BY Merja Hottinen
We are living through an upheaval in cultural policy. The field of music is changing and familiar structures are being questioned. Records aren’t selling like they used to, the appreciation people have for symphony concerts is no longer a given, popular music has split into so many genres that there just isn’t enough of a mass audience for all of them.
The change is not limited to Finland. In fact, in many ways Finland is better off than some other European countries. We are not facing the need to close down cultural institutions or orchestras and efforts are underfoot to develop the arts grant system in a more modern direction. Despite all this, uncertainty has an impact on everyone making a living with music; especially freelance musicians who are particularly sensitive to economic trends. How will people who have chosen music as a profession find ways to make money in the changing economic structures?
When everything is uncertain, discourse out in the field can get a little unruly. Sometimes the battle rages between classical and popular music, sometimes between musicians and business. Everyone just wants a better future for their sectors, as well as help from society in achieving this. Through discussion, a closer harmony between various views can be achieved, resulting in co-operative action, which will help preserve a multifaceted field of music for the future.
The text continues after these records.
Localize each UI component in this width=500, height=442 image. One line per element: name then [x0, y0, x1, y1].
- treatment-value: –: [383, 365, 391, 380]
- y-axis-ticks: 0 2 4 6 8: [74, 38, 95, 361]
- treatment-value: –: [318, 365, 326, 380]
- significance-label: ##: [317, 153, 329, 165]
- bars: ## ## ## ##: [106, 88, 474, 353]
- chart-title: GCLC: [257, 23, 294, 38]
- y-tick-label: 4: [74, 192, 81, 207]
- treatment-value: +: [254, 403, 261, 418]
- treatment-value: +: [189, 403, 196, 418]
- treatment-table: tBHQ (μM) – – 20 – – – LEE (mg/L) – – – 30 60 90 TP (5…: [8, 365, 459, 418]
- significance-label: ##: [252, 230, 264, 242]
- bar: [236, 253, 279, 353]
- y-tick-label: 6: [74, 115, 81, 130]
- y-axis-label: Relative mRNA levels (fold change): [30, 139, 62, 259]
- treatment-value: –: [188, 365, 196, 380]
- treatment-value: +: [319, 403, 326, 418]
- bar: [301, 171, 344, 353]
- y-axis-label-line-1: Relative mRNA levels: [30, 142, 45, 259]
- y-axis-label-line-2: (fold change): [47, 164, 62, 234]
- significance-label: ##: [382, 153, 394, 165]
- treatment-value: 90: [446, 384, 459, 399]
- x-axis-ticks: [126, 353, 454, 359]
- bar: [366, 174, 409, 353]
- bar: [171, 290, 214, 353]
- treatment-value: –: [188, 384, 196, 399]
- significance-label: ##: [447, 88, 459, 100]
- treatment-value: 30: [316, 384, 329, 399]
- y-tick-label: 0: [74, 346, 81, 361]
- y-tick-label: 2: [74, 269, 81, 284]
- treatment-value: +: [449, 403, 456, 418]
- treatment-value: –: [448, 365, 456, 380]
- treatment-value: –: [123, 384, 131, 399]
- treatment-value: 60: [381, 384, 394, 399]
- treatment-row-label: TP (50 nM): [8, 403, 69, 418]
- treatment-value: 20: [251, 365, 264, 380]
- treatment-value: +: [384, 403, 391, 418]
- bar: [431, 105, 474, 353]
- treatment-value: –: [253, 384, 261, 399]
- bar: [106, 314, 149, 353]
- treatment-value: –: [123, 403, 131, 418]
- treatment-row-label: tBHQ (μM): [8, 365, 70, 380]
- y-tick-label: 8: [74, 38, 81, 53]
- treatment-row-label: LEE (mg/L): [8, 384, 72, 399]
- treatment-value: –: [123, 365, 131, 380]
Even though the financial troubles of freelancers are real, freedom should not be seen as solely negative. For many – such as Maria Kalaniemi who was interviewed for this magazine – the artistic freedom that operating in the margins affords is a requirement for creating something new.
In any case, we are at the heart of creative action when musicians get together and start playing out of pure love for the music. So it’s no coincidence that Finnish music is alive with new initiatives right now: spontaneous urban events, new concert series and club nights, different ways of thinking and combining influences. It remains to be seen what eventually comes out of this freedom. Perhaps some new structures, new practices, and definitely a lot of new music!